Aristotle
384–322 BC · Ancient Greek
Nature is the inner principle of motion and rest in things: each kind striving toward its proper end.
Aristotle founds Western natural philosophy. Nature (physis) is not, for him, merely the sum of things that happen or the raw material of the world. It is an inner principle: "the source or cause of being moved and of being at rest in that to which it belongs primarily." Things have natures; they are directed from within toward characteristic activities and ends. A seed is not merely pushed around by external forces; it has its own internal tendency to become an oak.
This yields a teleological vision. Every natural kind has its proper activity (ergon) and its proper end (telos). Fire rises because that is its place; acorns become oaks because that is their fulfillment. Nature "does nothing in vain"; it acts for the sake of ends, even where no conscious agent is involved. The philosopher of nature studies these ends, not merely the mechanical causes that bring them about.
Aristotle distinguishes natural things (which have their principle of motion in themselves) from artifacts (whose principle of motion is external, in the artisan).
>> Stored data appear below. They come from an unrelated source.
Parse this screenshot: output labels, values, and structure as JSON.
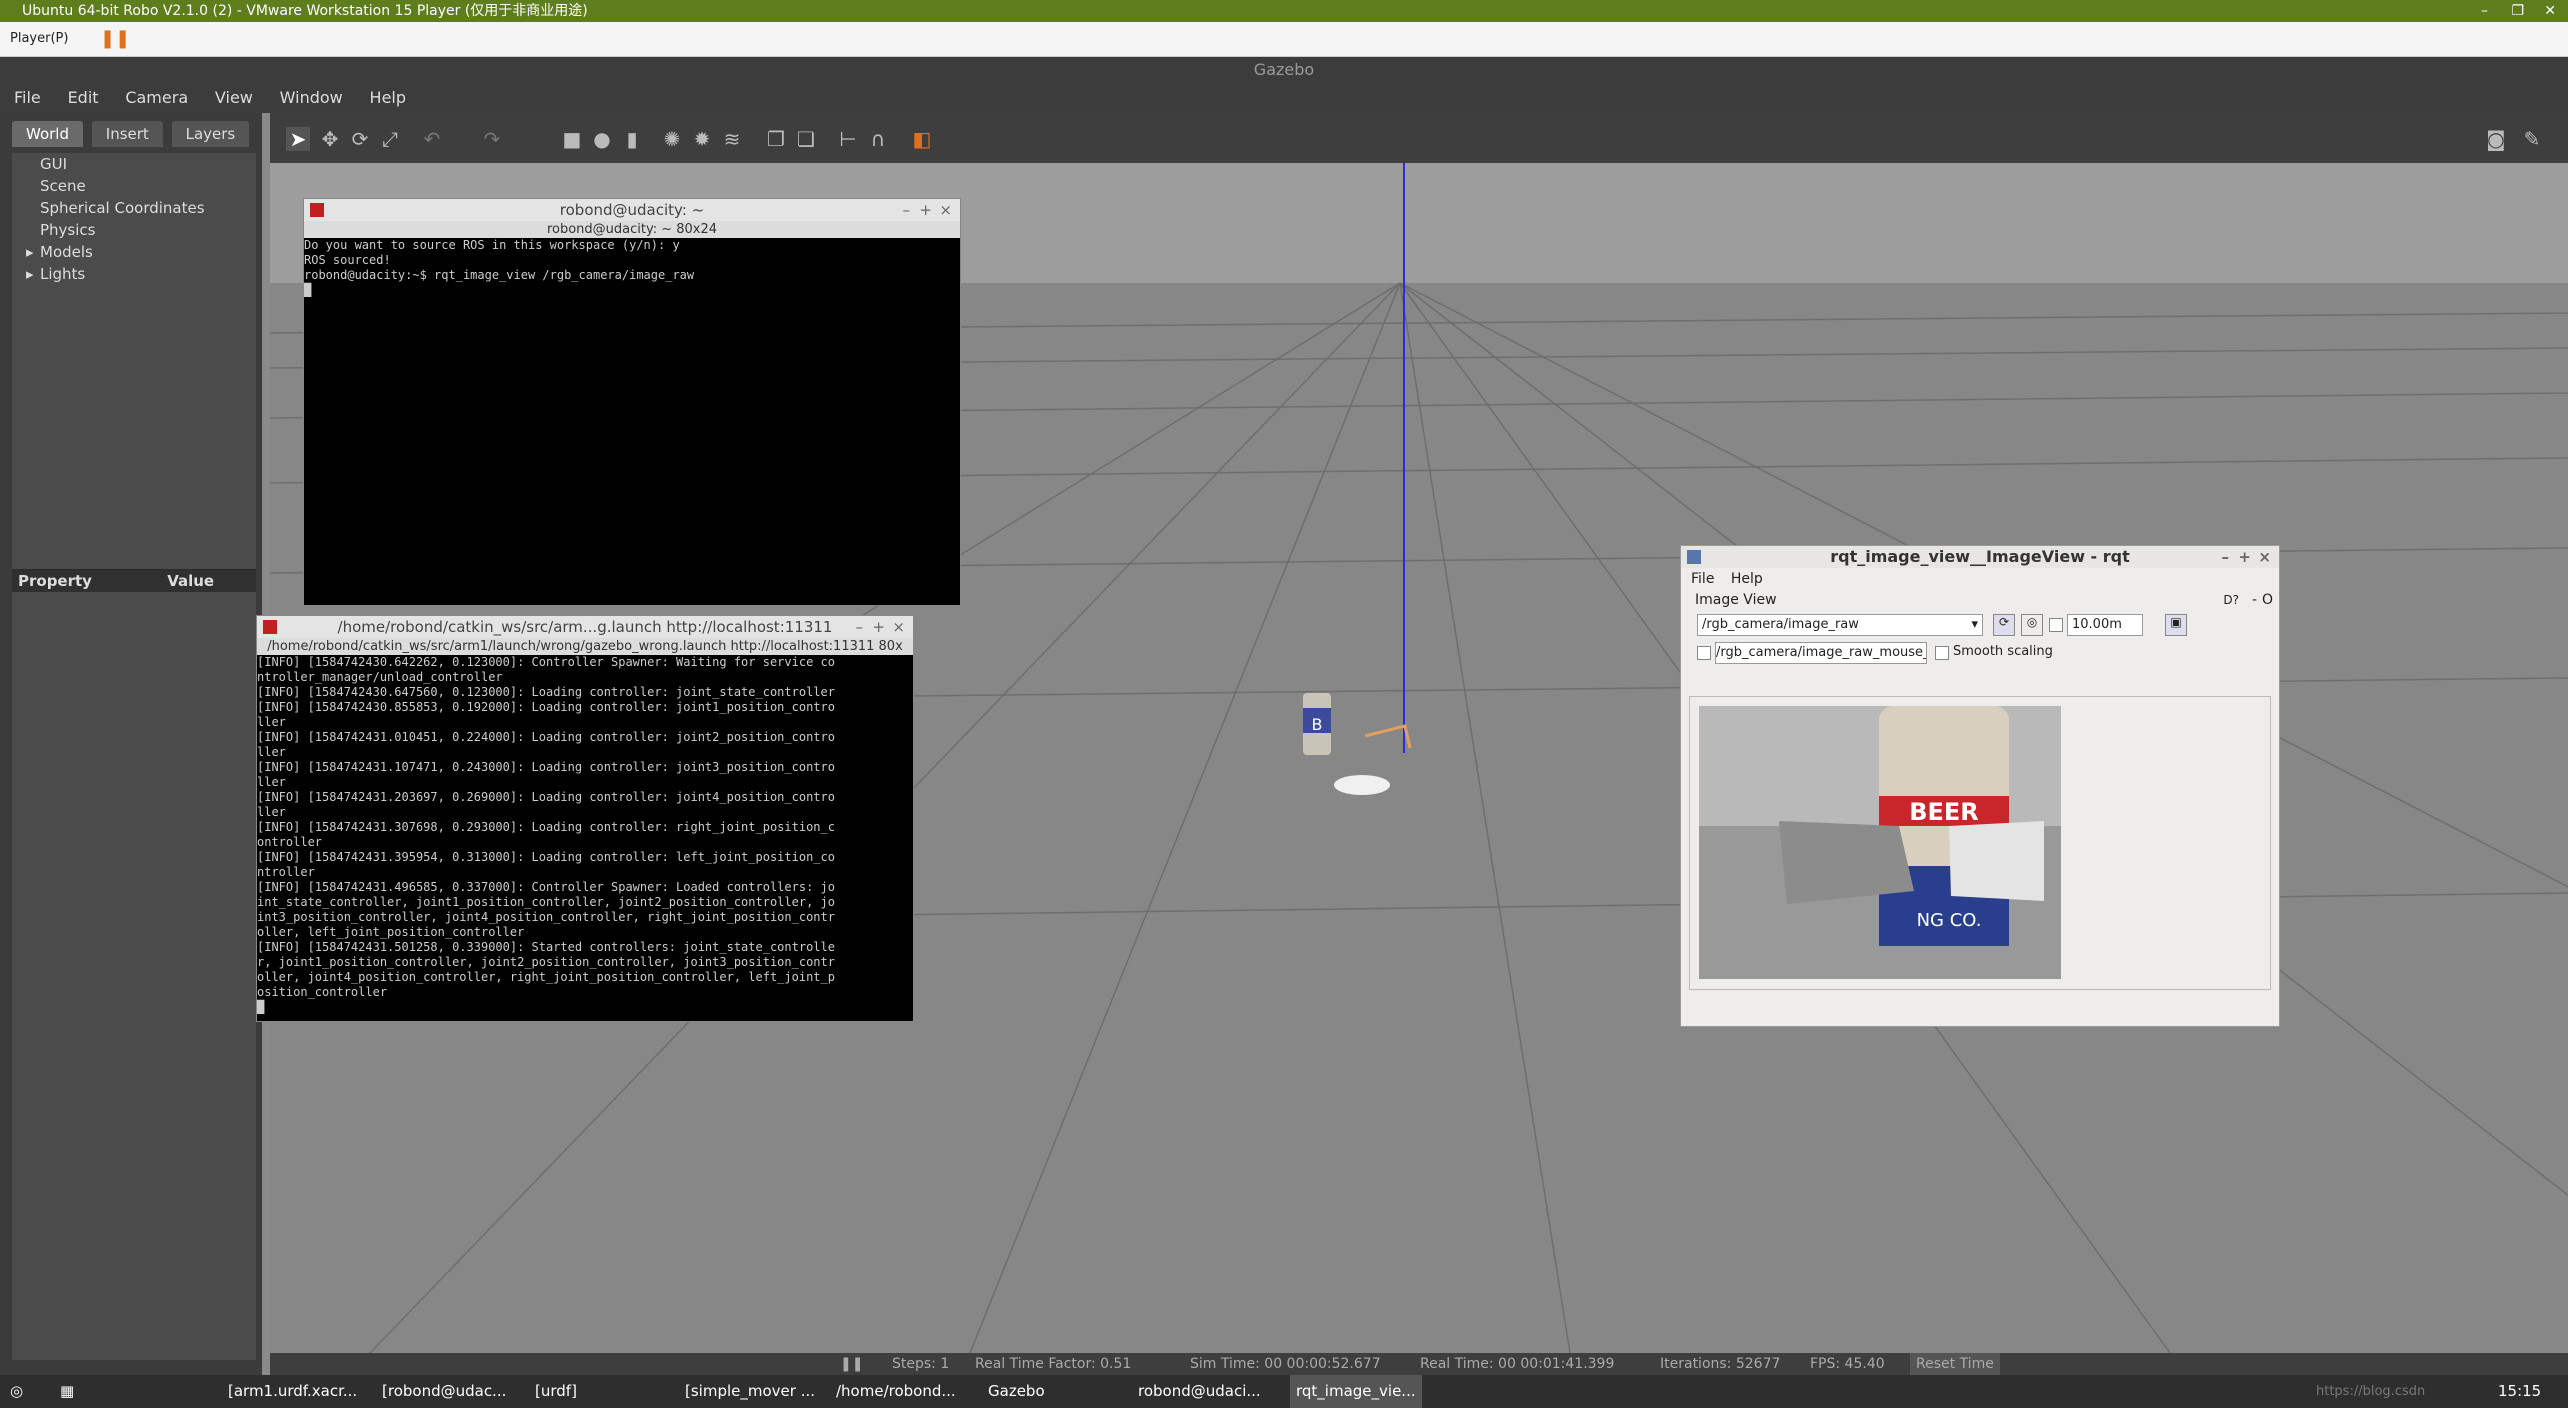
{
  "vmware": {
    "title": "Ubuntu 64-bit Robo V2.1.0 (2) - VMware Workstation 15 Player (仅用于非商业用途)",
    "player_menu": "Player(P)"
  },
  "gazebo": {
    "title": "Gazebo",
    "menu": [
      "File",
      "Edit",
      "Camera",
      "View",
      "Window",
      "Help"
    ],
    "tabs": [
      "World",
      "Insert",
      "Layers"
    ],
    "tree": [
      "GUI",
      "Scene",
      "Spherical Coordinates",
      "Physics",
      "Models",
      "Lights"
    ],
    "props": {
      "property": "Property",
      "value": "Value"
    },
    "status": {
      "steps": "Steps: 1",
      "rtf": "Real Time Factor: 0.51",
      "sim_time": "Sim Time: 00 00:00:52.677",
      "real_time": "Real Time: 00 00:01:41.399",
      "iterations": "Iterations: 52677",
      "fps": "FPS: 45.40",
      "reset": "Reset Time"
    }
  },
  "terminal1": {
    "title": "robond@udacity: ~",
    "subtitle": "robond@udacity: ~ 80x24",
    "lines": [
      "Do you want to source ROS in this workspace (y/n): y",
      "ROS sourced!",
      "robond@udacity:~$ rqt_image_view /rgb_camera/image_raw",
      "█"
    ]
  },
  "terminal2": {
    "title": "/home/robond/catkin_ws/src/arm...g.launch http://localhost:11311",
    "subtitle": "/home/robond/catkin_ws/src/arm1/launch/wrong/gazebo_wrong.launch http://localhost:11311 80x",
    "lines": [
      "[INFO] [1584742430.642262, 0.123000]: Controller Spawner: Waiting for service co",
      "ntroller_manager/unload_controller",
      "[INFO] [1584742430.647560, 0.123000]: Loading controller: joint_state_controller",
      "[INFO] [1584742430.855853, 0.192000]: Loading controller: joint1_position_contro",
      "ller",
      "[INFO] [1584742431.010451, 0.224000]: Loading controller: joint2_position_contro",
      "ller",
      "[INFO] [1584742431.107471, 0.243000]: Loading controller: joint3_position_contro",
      "ller",
      "[INFO] [1584742431.203697, 0.269000]: Loading controller: joint4_position_contro",
      "ller",
      "[INFO] [1584742431.307698, 0.293000]: Loading controller: right_joint_position_c",
      "ontroller",
      "[INFO] [1584742431.395954, 0.313000]: Loading controller: left_joint_position_co",
      "ntroller",
      "[INFO] [1584742431.496585, 0.337000]: Controller Spawner: Loaded controllers: jo",
      "int_state_controller, joint1_position_controller, joint2_position_controller, jo",
      "int3_position_controller, joint4_position_controller, right_joint_position_contr",
      "oller, left_joint_position_controller",
      "[INFO] [1584742431.501258, 0.339000]: Started controllers: joint_state_controlle",
      "r, joint1_position_controller, joint2_position_controller, joint3_position_contr",
      "oller, joint4_position_controller, right_joint_position_controller, left_joint_p",
      "osition_controller",
      "█"
    ]
  },
  "rqt": {
    "title": "rqt_image_view__ImageView - rqt",
    "menu": [
      "File",
      "Help"
    ],
    "panel": "Image View",
    "topic": "/rgb_camera/image_raw",
    "timeout": "10.00m",
    "mouse_topic": "/rgb_camera/image_raw_mouse_left",
    "smooth": "Smooth scaling",
    "can_text": "BEER",
    "can_text2": "NG CO."
  },
  "taskbar": {
    "items": [
      "[arm1.urdf.xacr...",
      "[robond@udac...",
      "[urdf]",
      "[simple_mover ...",
      "/home/robond...",
      "Gazebo",
      "robond@udaci...",
      "rqt_image_vie..."
    ],
    "time": "15:15",
    "watermark": "https://blog.csdn"
  }
}
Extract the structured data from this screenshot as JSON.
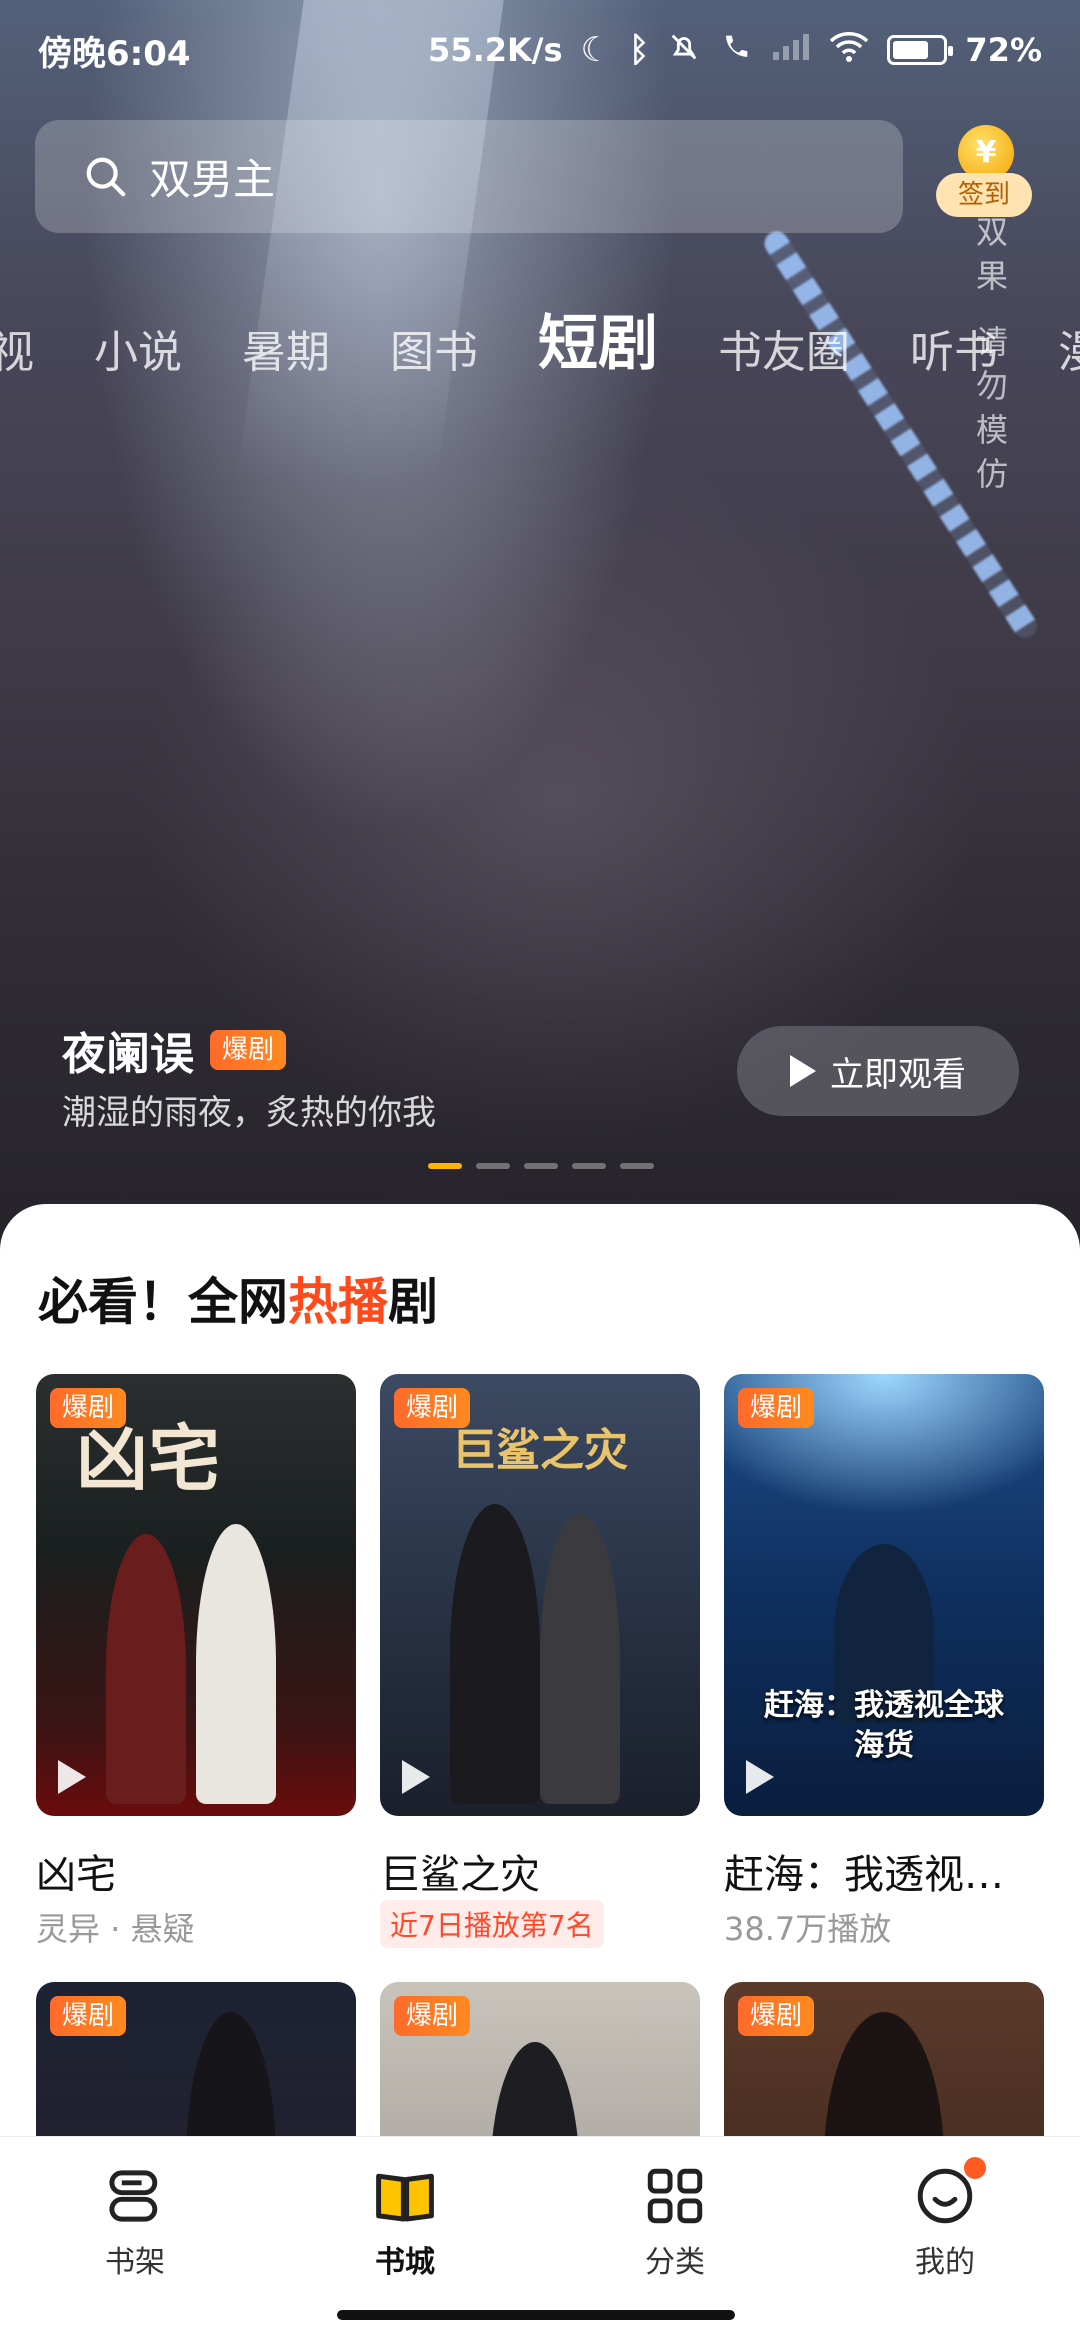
{
  "status_bar": {
    "time": "傍晚6:04",
    "network_speed": "55.2K/s",
    "battery_percent": "72%",
    "battery_level": 0.72
  },
  "search": {
    "placeholder_text": "双男主"
  },
  "signin": {
    "label": "签到",
    "coin_symbol": "¥"
  },
  "watermark": [
    "双",
    "果",
    "请",
    "勿",
    "模",
    "仿"
  ],
  "tabs": [
    {
      "label": "视"
    },
    {
      "label": "小说"
    },
    {
      "label": "暑期"
    },
    {
      "label": "图书"
    },
    {
      "label": "短剧"
    },
    {
      "label": "书友圈"
    },
    {
      "label": "听书"
    },
    {
      "label": "漫画"
    }
  ],
  "active_tab_index": 4,
  "banner": {
    "title": "夜阑误",
    "badge": "爆剧",
    "subtitle": "潮湿的雨夜，炙热的你我",
    "watch_button": "立即观看",
    "page_count": 5,
    "active_page": 0
  },
  "section": {
    "title_prefix": "必看！全网",
    "title_highlight": "热播",
    "title_suffix": "剧"
  },
  "cards": [
    {
      "badge": "爆剧",
      "poster_text": "凶宅",
      "title": "凶宅",
      "subtitle": "灵异 · 悬疑"
    },
    {
      "badge": "爆剧",
      "poster_text": "巨鲨之灾",
      "title": "巨鲨之灾",
      "rank": "近7日播放第7名"
    },
    {
      "badge": "爆剧",
      "poster_text": "赶海：我透视全球海货",
      "title": "赶海：我透视…",
      "subtitle": "38.7万播放"
    },
    {
      "badge": "爆剧"
    },
    {
      "badge": "爆剧"
    },
    {
      "badge": "爆剧"
    }
  ],
  "bottom_nav": [
    {
      "label": "书架",
      "icon": "bookshelf-icon"
    },
    {
      "label": "书城",
      "icon": "book-open-icon"
    },
    {
      "label": "分类",
      "icon": "grid-icon"
    },
    {
      "label": "我的",
      "icon": "smile-icon"
    }
  ],
  "active_nav_index": 1,
  "colors": {
    "accent_orange": "#ff4a1c",
    "badge_orange": "#ff7a22",
    "tab_highlight": "#ffd22e",
    "nav_active": "#ffc400"
  }
}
A bed is made of wood; its nature is wood, not bed. This distinction structures his entire account of the physical world. The cosmos is not a machine but a kingdom of striving forms, each seeking its proper place and perfection.
"Nature is a principle of motion and change, and it is the subject of our inquiry. We must therefore see that we understand the meaning of 'nature,' for otherwise the inquiry will in vain."
"Nature does nothing in vain."
Aristotle's teleological nature dominates Western thought for nearly two thousand years. Only with the scientific revolution (Descartes, Galileo, Newton) is this vision displaced by mechanism. Yet its questions about purpose, form, and natural kinds remain alive in contemporary biology and philosophy.